Chapter Six: The Disciples

           In chapter 6 of Jesus of Nazareth, Pope Benedict XVI discusses “The Disciples.” This chapter provides a review of the most important texts that discuss the call and mission of the community of Christ’s closest associates.

            The Holy Father begins by emphasizing this call as the fruit of prayerful intimacy of Christ with the Father, in stark contrast to the hiring of employees for a particular task. Regarding the call of the Twelve, Benedict studies the language used by Christ and finds allusions to Old Testament texts that disclose the apostolic mission as both priestly and prophetic.

            The Apostles are given what Benedict calls a double assignment – to be with Jesus, so as to be prepared to preach and call others to Him. “The Apostles have to learn to be with him in a way that enables them, even when they go to the ends of the earth, to be with him still.” This apostolic mission involves a struggle with evil, which involves the use of reason that exorcises and liberates those held captive.

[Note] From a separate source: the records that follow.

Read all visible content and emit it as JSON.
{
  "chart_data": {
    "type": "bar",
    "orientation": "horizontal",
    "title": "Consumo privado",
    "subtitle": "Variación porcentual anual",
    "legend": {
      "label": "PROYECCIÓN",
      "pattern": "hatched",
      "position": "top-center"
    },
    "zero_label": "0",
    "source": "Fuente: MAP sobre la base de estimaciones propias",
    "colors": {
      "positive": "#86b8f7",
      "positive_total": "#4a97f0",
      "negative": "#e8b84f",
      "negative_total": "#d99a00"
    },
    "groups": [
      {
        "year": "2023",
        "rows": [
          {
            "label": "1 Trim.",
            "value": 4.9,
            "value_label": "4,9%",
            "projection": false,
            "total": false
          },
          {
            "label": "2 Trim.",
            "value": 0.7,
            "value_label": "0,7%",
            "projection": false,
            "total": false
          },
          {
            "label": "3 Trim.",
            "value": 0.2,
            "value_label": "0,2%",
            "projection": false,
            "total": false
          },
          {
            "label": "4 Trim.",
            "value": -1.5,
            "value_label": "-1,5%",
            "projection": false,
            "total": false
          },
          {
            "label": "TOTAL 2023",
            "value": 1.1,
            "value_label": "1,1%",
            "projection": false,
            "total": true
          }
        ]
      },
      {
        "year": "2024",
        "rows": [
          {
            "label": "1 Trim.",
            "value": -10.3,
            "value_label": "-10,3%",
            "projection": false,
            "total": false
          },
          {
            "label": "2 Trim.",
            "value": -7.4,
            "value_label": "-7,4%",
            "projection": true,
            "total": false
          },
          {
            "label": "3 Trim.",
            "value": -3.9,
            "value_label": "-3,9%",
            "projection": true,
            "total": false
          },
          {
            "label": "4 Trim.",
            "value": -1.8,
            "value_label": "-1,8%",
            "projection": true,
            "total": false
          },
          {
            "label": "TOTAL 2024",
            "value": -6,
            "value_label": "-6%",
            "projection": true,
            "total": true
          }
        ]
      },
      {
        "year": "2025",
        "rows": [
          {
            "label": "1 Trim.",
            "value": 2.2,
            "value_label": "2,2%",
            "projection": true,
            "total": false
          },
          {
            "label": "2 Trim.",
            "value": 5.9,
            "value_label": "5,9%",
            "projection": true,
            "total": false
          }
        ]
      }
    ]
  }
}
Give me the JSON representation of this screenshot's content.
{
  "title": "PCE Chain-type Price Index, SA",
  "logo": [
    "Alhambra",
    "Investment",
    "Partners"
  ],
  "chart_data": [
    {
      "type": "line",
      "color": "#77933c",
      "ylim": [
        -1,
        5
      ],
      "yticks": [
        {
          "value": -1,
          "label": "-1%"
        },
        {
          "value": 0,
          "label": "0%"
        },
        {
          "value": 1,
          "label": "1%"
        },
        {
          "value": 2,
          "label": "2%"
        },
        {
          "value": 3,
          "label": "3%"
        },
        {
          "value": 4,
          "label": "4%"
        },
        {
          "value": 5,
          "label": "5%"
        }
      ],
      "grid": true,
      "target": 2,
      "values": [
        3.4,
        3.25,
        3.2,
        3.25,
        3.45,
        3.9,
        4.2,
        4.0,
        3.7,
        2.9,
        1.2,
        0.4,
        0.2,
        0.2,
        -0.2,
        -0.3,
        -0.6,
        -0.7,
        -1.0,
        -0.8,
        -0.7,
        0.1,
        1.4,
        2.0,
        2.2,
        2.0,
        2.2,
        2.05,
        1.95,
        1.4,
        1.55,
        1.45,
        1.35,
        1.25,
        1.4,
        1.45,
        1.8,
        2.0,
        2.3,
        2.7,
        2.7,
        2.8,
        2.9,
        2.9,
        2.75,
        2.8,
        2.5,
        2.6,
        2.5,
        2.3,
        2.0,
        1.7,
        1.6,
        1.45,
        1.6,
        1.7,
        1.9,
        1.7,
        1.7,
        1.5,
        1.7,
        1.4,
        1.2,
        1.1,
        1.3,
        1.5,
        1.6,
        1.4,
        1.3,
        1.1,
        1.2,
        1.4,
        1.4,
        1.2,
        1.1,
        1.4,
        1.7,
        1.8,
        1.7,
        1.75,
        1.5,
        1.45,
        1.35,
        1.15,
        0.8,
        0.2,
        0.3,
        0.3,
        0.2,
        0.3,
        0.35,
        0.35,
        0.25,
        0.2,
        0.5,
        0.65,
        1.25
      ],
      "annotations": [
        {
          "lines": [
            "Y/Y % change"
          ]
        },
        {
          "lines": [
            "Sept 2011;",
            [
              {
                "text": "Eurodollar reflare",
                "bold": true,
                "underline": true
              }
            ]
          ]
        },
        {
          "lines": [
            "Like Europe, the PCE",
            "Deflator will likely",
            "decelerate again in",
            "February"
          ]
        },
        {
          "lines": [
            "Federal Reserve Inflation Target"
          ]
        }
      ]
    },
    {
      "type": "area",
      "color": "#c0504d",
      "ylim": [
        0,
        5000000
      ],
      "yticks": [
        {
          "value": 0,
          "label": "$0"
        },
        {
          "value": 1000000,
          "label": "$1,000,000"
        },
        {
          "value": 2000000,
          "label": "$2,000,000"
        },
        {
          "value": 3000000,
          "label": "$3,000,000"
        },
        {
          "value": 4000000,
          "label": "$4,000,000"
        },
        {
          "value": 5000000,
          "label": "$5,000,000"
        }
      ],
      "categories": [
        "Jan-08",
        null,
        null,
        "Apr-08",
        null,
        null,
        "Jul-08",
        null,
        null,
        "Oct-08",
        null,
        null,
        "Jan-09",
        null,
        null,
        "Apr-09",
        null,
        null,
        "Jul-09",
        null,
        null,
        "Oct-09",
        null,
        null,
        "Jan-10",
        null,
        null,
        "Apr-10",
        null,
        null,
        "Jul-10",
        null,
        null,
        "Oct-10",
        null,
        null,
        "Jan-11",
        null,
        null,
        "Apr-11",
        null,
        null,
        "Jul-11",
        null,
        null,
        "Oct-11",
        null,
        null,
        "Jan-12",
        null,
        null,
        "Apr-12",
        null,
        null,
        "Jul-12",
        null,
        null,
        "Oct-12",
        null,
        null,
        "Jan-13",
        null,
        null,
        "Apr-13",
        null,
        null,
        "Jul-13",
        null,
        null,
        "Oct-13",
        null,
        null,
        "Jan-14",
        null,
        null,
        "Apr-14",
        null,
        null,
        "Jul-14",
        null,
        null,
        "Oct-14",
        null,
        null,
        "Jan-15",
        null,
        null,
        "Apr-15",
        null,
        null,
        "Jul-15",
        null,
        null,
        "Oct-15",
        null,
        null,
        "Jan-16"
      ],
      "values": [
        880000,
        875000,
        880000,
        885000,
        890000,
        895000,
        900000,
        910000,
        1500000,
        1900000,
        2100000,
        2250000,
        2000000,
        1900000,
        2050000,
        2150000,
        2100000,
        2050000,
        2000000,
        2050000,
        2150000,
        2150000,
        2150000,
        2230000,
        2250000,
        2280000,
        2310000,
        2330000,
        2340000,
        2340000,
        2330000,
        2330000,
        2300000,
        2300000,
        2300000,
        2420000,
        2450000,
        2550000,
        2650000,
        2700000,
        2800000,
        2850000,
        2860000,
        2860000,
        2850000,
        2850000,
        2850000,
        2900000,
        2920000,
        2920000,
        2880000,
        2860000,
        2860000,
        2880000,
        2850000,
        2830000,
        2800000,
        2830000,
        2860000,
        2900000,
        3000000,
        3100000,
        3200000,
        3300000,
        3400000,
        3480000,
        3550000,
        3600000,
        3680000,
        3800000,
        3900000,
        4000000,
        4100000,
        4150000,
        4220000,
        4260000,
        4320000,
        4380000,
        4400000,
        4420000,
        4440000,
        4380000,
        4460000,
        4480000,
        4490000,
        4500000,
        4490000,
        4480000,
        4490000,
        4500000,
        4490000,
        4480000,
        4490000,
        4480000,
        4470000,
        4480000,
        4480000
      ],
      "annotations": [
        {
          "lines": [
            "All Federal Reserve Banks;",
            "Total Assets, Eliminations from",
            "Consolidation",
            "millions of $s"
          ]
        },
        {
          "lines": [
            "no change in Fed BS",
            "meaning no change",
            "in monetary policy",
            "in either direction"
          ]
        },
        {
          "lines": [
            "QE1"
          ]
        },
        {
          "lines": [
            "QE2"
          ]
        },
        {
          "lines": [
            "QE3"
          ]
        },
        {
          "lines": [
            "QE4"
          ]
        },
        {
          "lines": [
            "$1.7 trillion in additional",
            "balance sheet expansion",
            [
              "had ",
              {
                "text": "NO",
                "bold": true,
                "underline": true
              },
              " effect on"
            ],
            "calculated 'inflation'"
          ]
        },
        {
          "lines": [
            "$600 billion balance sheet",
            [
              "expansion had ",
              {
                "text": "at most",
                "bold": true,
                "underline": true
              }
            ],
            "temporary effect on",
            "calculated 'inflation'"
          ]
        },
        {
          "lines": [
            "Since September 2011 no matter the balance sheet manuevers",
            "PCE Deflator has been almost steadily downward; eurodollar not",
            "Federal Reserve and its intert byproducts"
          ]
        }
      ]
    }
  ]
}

            After discussing the particular call of the Twelve, he turns to consideration of the second group of seventy disciples. Drawing upon Old Testament texts, he explains, “seventy was considered to be the number of the nations of the world.”  Thus, while the Twelve Apostles represent the restoration of the tribes of Israel, the seventy represent the universal nature of the kingdom formed by Christ.

            As with most texts by Joseph Ratzinger, I found this selection to be both clear and inspiring, leaving the reader intellectually and spiritually nourished.